Fujitsu and the National Institute for Materials Science (NIMS) developed the world’s largest magnetic-reversal simulator, using a mesh covering more than 300 million micro-regions.

Fujitsu makes world's largest magnetic-reversal simulator

In recent years, the increasing momentum for energy conservation has brought attention to improving the efficiency of motors and generators that use magnetic materials. Currently, neodymium and dysprosium elements are indispensable to manufacture top performance iron-based permanent magnets for these applications. However, as a natural resource, dysprosium is only about 10% as common as that of neodymium, which may make for issues with regard to stable supply. This is why there is a high need to develop strong dysprosium-free neodymium magnets.
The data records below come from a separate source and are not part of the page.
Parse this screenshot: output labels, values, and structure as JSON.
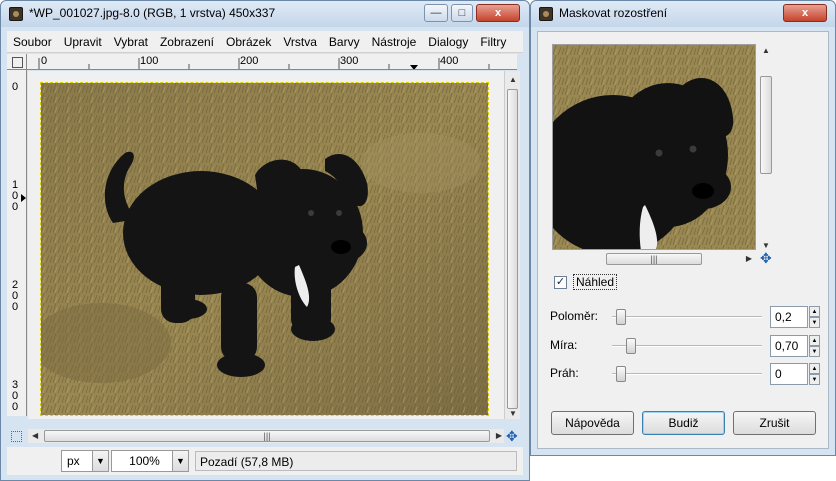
{
  "main_window": {
    "title": "*WP_001027.jpg-8.0 (RGB, 1 vrstva) 450x337",
    "caption_buttons": {
      "minimize": "—",
      "maximize": "□",
      "close": "x"
    },
    "menu": [
      {
        "label": "Soubor"
      },
      {
        "label": "Upravit"
      },
      {
        "label": "Vybrat"
      },
      {
        "label": "Zobrazení"
      },
      {
        "label": "Obrázek"
      },
      {
        "label": "Vrstva"
      },
      {
        "label": "Barvy"
      },
      {
        "label": "Nástroje"
      },
      {
        "label": "Dialogy"
      },
      {
        "label": "Filtry"
      }
    ],
    "ruler_h_ticks": [
      "0",
      "100",
      "200",
      "300",
      "400"
    ],
    "ruler_v_ticks": [
      "0",
      "1\n0\n0",
      "2\n0\n0",
      "3\n0\n0"
    ],
    "status": {
      "unit": "px",
      "zoom": "100%",
      "layer_info": "Pozadí (57,8 MB)"
    }
  },
  "dialog": {
    "title": "Maskovat rozostření",
    "close_button": "x",
    "preview_checkbox": {
      "label": "Náhled",
      "checked": true
    },
    "params": [
      {
        "label": "Poloměr:",
        "value": "0,2",
        "fraction": 0.0
      },
      {
        "label": "Míra:",
        "value": "0,70",
        "fraction": 0.07
      },
      {
        "label": "Práh:",
        "value": "0",
        "fraction": 0.0
      }
    ],
    "buttons": {
      "help": "Nápověda",
      "ok": "Budiž",
      "cancel": "Zrušit"
    }
  }
}
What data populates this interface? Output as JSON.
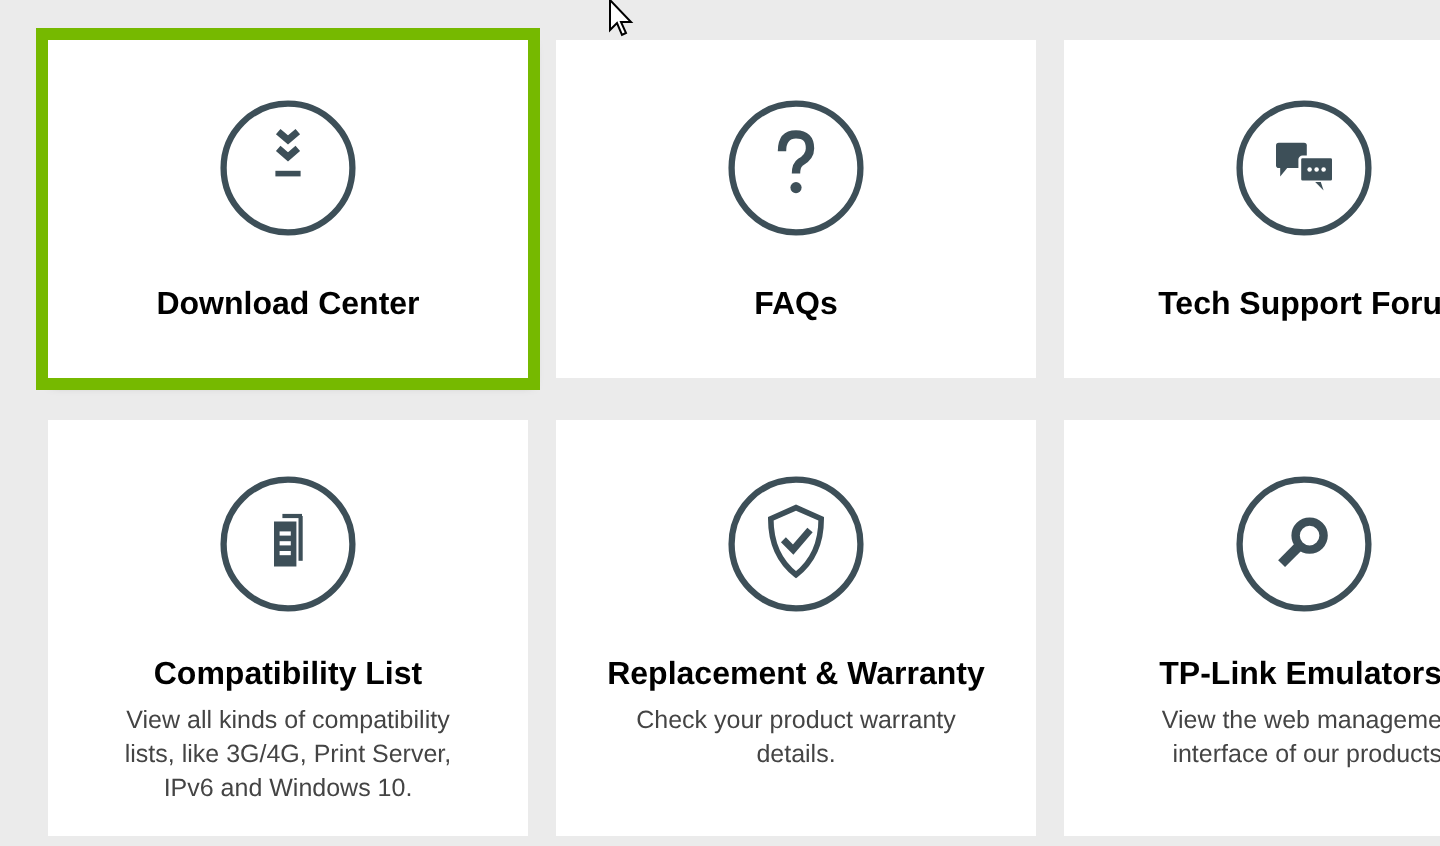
{
  "cards": [
    {
      "kind": "download",
      "title": "Download Center",
      "selected": true
    },
    {
      "kind": "faq",
      "title": "FAQs",
      "selected": false
    },
    {
      "kind": "forum",
      "title": "Tech Support Foru",
      "selected": false
    },
    {
      "kind": "list",
      "title": "Compatibility List",
      "description": "View all kinds of compatibility lists, like 3G/4G, Print Server, IPv6 and Windows 10.",
      "selected": false
    },
    {
      "kind": "warranty",
      "title": "Replacement & Warranty",
      "description": "Check your product warranty details.",
      "selected": false
    },
    {
      "kind": "emulator",
      "title": "TP-Link Emulators",
      "description_lines": [
        "View the web manageme",
        "interface of our products"
      ],
      "selected": false
    }
  ]
}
Based on the large-scale magnetic-reversal simulation technology first developed in 2013, this new development offers a faster calculation algorithm and more efficient massive parallel processing. The simulations are run on the K computer.

By utilising this technology, Fujitsu conducted large-scale simulations to clarify the correlation between the fine structure of neodymium magnets, a type of permanent magnet, and magnetic strength, by examining the process of magnetic reversal in neodymium magnets.

The results successfully demonstrated a way to develop high-strength neodymium magnets with more than twice the coercivity of previous magnets, without dysprosium.

In conventional neodymium magnets, dysprosium alloying is indispensable for enhancing magnetic coercivity. These simulation techniques offer a clear design rule for high-performance neodymium magnets that do not rely on dysprosium.